Improve support and guidance for scholarship students

The CESP initially notes a “relative, but real effectiveness of the policy of quotas” for scholarship holders, to access the higher technician section courses (STS) and university institutes of technology (IUT).

Indeed, the share of new technological baccalaureate holders admitted to IUT has increased from 34% in 2019 to 42% in 2021.

Nevertheless, this policy of quotas for the access of technological baccalaureate holders in IUT, if it is useful, is not enough, decides the CESP.

It therefore recommends improving the information and guidance of students from the second year, in general and in technology, and emphasizing the opportunities opened up by the technological courses in IUT.

In addition, according to the CESP, it is also necessary to carry out a "real policy of rapprochement between the actors of higher education and high schools in order to create the conditions for the success of these graduates".

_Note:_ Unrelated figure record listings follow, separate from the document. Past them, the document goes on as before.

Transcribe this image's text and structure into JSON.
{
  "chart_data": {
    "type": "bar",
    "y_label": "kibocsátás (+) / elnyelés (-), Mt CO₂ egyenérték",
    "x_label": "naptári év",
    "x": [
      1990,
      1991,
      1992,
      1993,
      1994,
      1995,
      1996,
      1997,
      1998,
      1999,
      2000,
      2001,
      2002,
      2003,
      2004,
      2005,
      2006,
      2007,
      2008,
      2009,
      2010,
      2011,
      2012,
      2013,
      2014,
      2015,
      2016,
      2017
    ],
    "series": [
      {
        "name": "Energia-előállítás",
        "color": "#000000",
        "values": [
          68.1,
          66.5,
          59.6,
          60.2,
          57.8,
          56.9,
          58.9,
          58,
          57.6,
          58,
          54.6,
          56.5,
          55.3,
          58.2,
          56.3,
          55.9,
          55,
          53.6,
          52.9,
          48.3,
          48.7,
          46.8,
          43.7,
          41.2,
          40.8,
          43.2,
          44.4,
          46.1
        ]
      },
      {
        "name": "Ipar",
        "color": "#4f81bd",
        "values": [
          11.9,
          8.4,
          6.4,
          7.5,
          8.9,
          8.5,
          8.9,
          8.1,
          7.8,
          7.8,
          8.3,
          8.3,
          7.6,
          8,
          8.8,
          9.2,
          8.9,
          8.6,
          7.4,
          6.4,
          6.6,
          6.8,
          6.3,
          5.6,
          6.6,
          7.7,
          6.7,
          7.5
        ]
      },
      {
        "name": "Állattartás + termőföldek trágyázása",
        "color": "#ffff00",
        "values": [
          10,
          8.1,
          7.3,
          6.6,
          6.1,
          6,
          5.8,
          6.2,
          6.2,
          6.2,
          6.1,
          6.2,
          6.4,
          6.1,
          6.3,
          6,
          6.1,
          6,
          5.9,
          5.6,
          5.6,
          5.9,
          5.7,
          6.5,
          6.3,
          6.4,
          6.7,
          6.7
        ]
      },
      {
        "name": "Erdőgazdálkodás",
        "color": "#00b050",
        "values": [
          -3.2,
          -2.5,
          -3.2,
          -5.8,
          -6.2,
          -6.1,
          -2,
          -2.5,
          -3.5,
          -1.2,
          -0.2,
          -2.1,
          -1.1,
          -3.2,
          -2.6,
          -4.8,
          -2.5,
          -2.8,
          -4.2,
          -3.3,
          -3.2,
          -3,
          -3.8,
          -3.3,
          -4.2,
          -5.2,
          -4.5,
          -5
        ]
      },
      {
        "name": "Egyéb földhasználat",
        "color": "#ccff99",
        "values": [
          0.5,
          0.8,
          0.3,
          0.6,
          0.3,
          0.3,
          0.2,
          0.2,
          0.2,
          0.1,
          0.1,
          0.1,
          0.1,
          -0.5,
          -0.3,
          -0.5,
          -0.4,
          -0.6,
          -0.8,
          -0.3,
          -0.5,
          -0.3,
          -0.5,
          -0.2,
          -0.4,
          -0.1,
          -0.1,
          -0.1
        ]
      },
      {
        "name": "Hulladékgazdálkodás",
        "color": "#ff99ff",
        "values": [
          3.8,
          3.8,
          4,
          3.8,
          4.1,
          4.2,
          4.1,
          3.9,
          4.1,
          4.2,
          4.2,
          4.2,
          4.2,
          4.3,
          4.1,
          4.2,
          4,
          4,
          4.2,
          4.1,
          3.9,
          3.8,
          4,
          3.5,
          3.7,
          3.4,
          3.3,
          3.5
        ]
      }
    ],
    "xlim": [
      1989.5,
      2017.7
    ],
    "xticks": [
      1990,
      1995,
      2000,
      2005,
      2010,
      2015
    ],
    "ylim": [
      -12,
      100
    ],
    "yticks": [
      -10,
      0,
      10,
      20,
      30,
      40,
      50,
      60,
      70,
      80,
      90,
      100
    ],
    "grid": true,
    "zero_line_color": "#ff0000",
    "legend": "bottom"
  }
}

Improve the follow-up of students by their high school after the baccalaureate

Finally, the committee points out that some students will leave high school and the Parcoursup platform without their home establishment being able to simply follow their course and understand what they become.

A tool must therefore be put in place to facilitate this monitoring.

"If high schools could know the future of their students one year after leaving high school in an automated way, they could then focus on the future of those who have

'

disappeared

'

, those not admitted to Parcoursup", underlines the committee.

This tool must be created by the collaboration of the two ministries, that of National Education and that of Higher Education and Research.